For some it’s a literal homage. John McQueen makes actual books of twigs and waxed linen. Their pages turn and the words on the pages can be read. Caroline Bartlett’s version is more of an idea, a memory, than an actual book. In her Overwritings series, cotton thread, plastered fabric, matchsticks, and waxed resisted silk fragments create marks that reference text that viewers are left to decode. The volumes in Lewis Knauss’ Book series also read as books, but are even more abstract. Knauss uses linen, hemp, Japanese paper, and shellac to create ruffled pages without text. Mercedes Vicente uses notebook paper to create a book and a thin black cord to “write” on the pages.
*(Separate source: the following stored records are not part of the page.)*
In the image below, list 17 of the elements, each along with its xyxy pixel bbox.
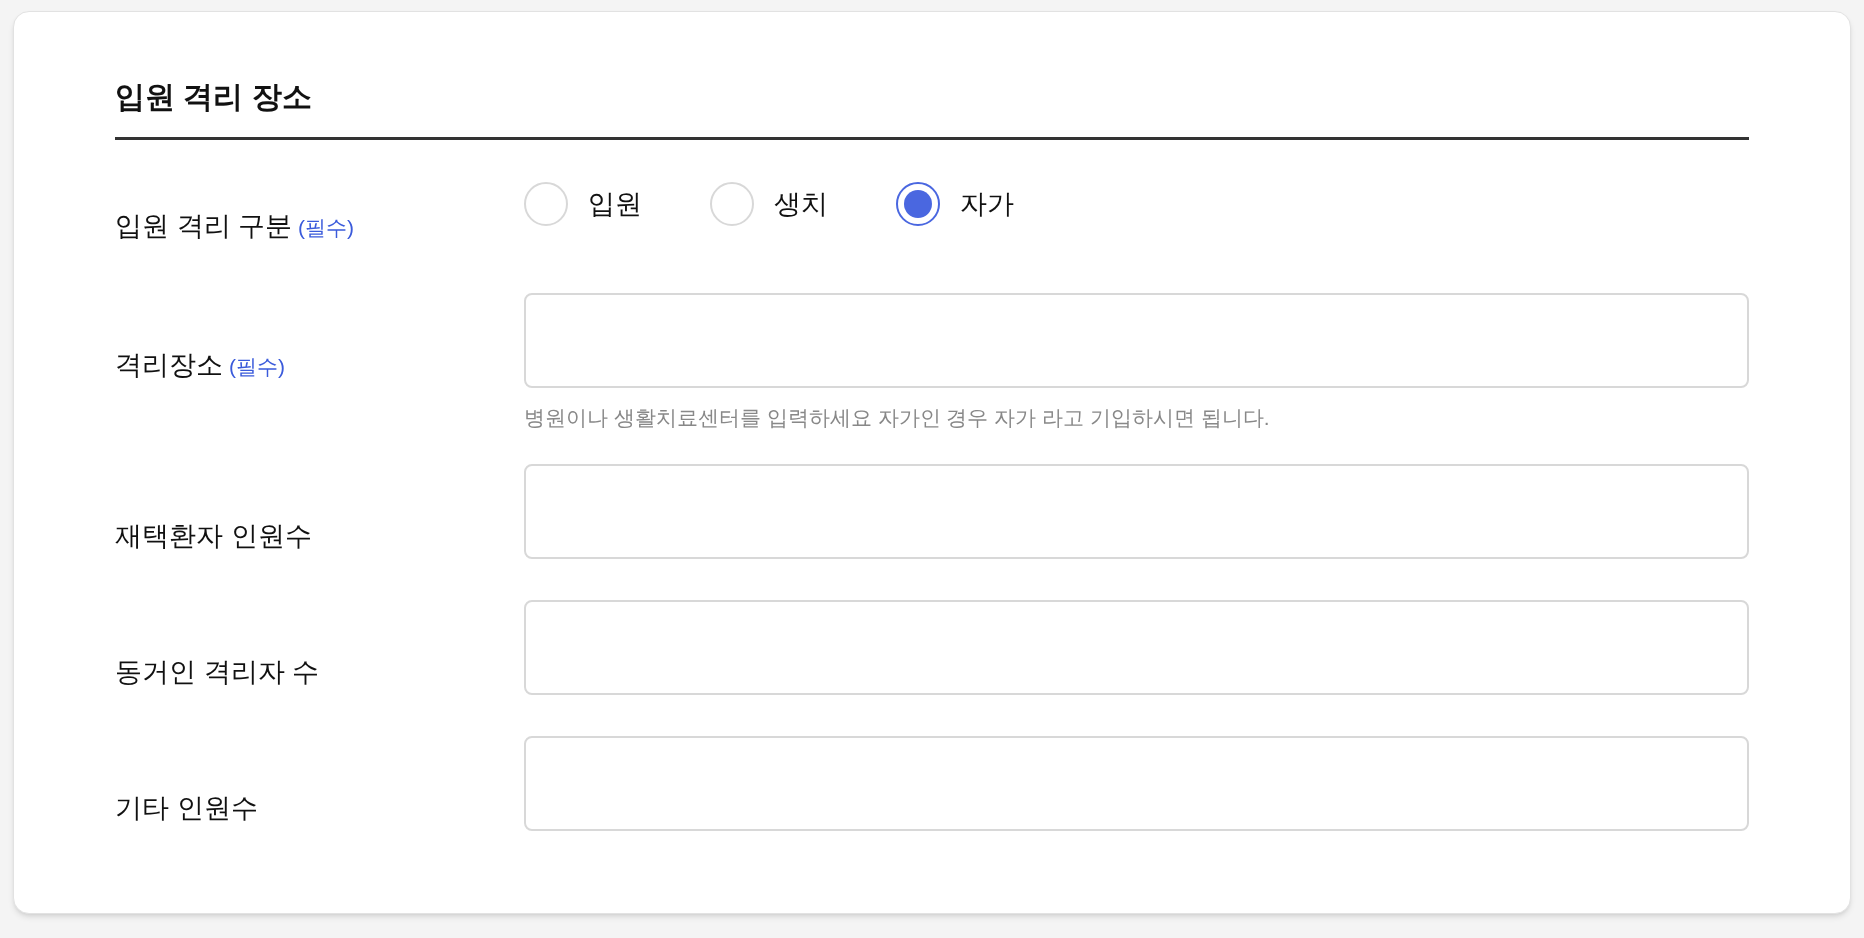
field-label: 동거인 격리자 수 xyxy=(115,656,319,689)
section-title: 입원 격리 장소 xyxy=(115,74,1749,140)
help-text: 병원이나 생활치료센터를 입력하세요 자가인 경우 자가 라고 기입하시면 됩니다. xyxy=(524,405,1271,431)
field-label: 격리장소 xyxy=(115,349,223,382)
input-field[interactable] xyxy=(524,293,1749,388)
field-label: 기타 인원수 xyxy=(115,792,258,825)
input-field[interactable] xyxy=(524,600,1749,695)
input-field[interactable] xyxy=(524,464,1749,559)
radio-option[interactable]: 입원 xyxy=(524,182,642,226)
input-field[interactable] xyxy=(524,736,1749,831)
required-note: (필수) xyxy=(298,215,354,241)
radio-button[interactable] xyxy=(896,182,940,226)
required-note: (필수) xyxy=(229,354,285,380)
radio-option[interactable]: 자가 xyxy=(896,182,1014,226)
radio-option[interactable]: 생치 xyxy=(710,182,828,226)
field-label: 입원 격리 구분 xyxy=(115,210,292,243)
field-label: 재택환자 인원수 xyxy=(115,520,312,553)
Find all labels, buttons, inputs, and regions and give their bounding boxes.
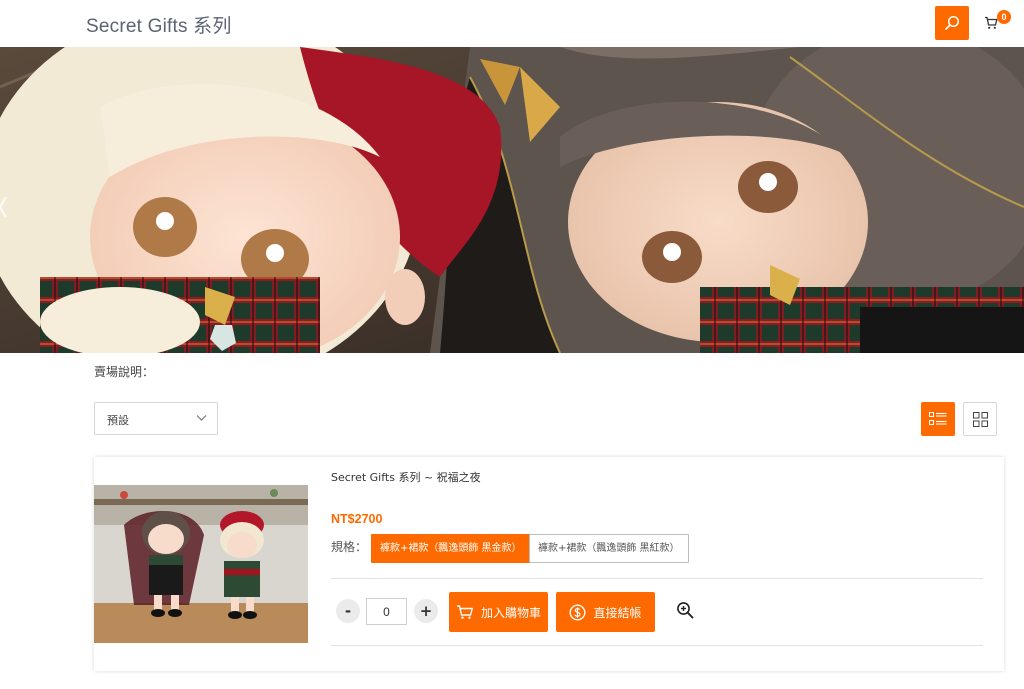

Other artists use the printed page as material. For Toshio Sekiji, it’s newspapers, book jackets, and maps that make up his collage/weavings. He explores the merge of cultures in his works. New stories are created atop the old he says, by reading the strips of paper he chooses and the areas he enhances with lacquer. Encyclopedia pages are used as Wendy Wahl‘s as material. “… [t]he leaves may be stacked into forms that suggest an alternative forest of knowledge or tightly scrolled and packed within a frame, making for a composition that suggests a cabinet of hidden knowledge, those archives of information that are at once visible and concealed, at hand and remote.” Akiko Busch, wrote in our catalog, 10th Wave III. Naomi Kobayashi creates her own text, then incorporates it into delicate weavings. In a true “art imitates life imitates art” moment, a collector of her work who is a writer asked a technical question. If the work were unraveled, could the text be read? Yes, the artist answered and it became a plot twist — in his book, Hiding in the Weave, a student’s tapestry has to be unwoven to discover a clue to her death.
Lawrence LaBianca looks at books from different vantage points. In Thesaurus, he posits a slice of a tree with its mirror image in glass as book pages that can be read. What Lies Beneath, is a bit tongue in cheek. In this work, he considers an iconic book, Moby Dick, from the perspective of fish. He sent it into the ocean in a waterproof box and filmed it in place.
Francis Bacon got it right in our view, when he said, “Some books are to be tasted, others to be swallowed, and some are to be chewed and digested.” (Essays (1625)) Bacon’s Essays By Francis Bacon, Richard Whately.) Those are just some of the options available to artists considering books as inspiration. As viewers, we are left to anticipate and appreciate the works that result.